The layers of detail also help make ESPN Zone an environment that is so visually rich that patrons are likely to discover something different each time they come in. And while Baltimore is featured prominently here, it's easy to see the potential for promoting sports figures and subjects in Chicago, New York or other markets where ESPN may open a Zone.

The ultimate keepsake In one corner of the upstairs Arena, patrons will be able to deliver the news on a mock "SportsCenter" set. For a fee, staffers will make a video of their "broadcast" to take home.

This is just one of the ways ESPN has managed to blur the lines between the TV world and the real one outside the Power Plant.

From here, it's not hard to imagine the shopping mall of the 21st century as a three-dimensional television of sorts, with media outlets serving as mall anchors instead of restaurants or department stores. Rather than buying goods and services, consumers will purchase fun and entertainment.

By all indications, Disney and ESPN are leading the way. They have fit an amazing amount of activity into a relatively tight urban space. ESPN Zone is an ambitious concept that hits the mark on a variety of fronts -- retailing, food service, pop culture, sports.

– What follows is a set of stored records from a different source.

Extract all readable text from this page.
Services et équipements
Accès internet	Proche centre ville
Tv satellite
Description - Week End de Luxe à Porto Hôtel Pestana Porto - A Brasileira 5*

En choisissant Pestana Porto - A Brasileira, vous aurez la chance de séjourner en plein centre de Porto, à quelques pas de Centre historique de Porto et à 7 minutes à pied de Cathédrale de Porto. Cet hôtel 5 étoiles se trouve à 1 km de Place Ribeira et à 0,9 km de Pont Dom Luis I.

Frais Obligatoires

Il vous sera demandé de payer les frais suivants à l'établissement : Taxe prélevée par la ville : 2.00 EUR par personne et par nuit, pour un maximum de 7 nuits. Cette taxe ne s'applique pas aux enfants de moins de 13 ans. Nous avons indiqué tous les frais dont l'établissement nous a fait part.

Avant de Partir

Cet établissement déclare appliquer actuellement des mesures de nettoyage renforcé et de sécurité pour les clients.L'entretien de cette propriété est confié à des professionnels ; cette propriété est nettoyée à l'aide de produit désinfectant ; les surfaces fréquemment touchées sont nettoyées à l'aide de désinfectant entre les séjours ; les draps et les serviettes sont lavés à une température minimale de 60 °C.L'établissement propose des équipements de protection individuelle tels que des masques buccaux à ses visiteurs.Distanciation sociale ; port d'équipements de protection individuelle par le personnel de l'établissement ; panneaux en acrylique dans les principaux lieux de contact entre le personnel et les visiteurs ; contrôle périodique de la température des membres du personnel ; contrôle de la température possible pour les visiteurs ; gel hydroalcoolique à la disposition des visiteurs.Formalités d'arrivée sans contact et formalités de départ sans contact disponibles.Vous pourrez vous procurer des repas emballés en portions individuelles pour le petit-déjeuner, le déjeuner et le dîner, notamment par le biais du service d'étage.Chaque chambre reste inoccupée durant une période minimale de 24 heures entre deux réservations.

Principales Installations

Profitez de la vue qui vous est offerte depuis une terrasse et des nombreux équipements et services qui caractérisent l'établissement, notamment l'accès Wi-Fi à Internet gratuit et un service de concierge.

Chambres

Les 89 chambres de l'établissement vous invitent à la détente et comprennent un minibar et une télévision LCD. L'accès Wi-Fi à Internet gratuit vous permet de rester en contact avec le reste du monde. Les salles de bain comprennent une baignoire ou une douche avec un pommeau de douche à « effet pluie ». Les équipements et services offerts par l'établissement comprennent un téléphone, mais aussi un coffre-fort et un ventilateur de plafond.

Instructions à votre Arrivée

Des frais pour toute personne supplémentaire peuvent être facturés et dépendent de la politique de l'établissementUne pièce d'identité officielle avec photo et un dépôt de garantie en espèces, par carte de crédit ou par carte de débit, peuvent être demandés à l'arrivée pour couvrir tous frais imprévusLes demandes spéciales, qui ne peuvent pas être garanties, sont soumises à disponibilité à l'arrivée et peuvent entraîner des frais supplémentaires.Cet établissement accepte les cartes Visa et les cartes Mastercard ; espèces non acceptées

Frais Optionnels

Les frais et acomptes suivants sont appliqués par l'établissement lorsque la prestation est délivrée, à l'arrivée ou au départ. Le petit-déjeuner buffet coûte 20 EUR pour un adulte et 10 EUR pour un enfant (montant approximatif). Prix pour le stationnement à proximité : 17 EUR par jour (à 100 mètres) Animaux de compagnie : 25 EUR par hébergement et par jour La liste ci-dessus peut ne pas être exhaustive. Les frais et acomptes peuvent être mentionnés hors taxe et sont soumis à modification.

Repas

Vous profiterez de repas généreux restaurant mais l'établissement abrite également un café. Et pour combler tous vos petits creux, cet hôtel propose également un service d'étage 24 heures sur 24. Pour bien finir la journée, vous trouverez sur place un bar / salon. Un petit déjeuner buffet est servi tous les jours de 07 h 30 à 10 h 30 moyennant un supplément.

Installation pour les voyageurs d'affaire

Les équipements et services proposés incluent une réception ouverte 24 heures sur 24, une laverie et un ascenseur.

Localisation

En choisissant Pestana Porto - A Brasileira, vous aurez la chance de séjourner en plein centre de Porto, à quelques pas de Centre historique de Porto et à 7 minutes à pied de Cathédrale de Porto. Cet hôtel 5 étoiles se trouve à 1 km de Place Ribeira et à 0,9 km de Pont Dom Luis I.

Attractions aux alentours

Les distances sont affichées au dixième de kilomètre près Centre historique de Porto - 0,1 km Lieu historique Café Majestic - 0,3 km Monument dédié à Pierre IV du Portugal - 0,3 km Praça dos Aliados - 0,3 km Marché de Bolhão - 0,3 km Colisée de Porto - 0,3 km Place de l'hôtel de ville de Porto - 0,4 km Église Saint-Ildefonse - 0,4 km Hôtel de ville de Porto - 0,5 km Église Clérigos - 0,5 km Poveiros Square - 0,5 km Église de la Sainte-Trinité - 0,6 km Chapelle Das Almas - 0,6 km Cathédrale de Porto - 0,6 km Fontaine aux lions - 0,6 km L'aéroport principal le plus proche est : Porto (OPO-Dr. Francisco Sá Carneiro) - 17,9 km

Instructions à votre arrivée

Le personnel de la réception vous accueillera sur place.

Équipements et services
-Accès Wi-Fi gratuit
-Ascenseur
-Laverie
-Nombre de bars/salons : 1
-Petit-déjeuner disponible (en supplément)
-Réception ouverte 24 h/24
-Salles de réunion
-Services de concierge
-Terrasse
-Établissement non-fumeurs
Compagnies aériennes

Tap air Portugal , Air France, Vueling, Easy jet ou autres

The test now is whether visitors will really feel as if they have walked into a different world and whether they like that world. One might quibble with any number of details -- from the clarity of certain video screens to the selection of beers on tap. Quality of service and ease of parking will be chief factors in determining how often people come back.

But there's no denying that this high-tech/high-touch approach represents the wave of the future in retailing and urban entertainment -- a step above the theme environments that aren't nearly so participatory. Starting Sunday, it will be open for all to see. And Baltimore, for once, will have a front-row seat.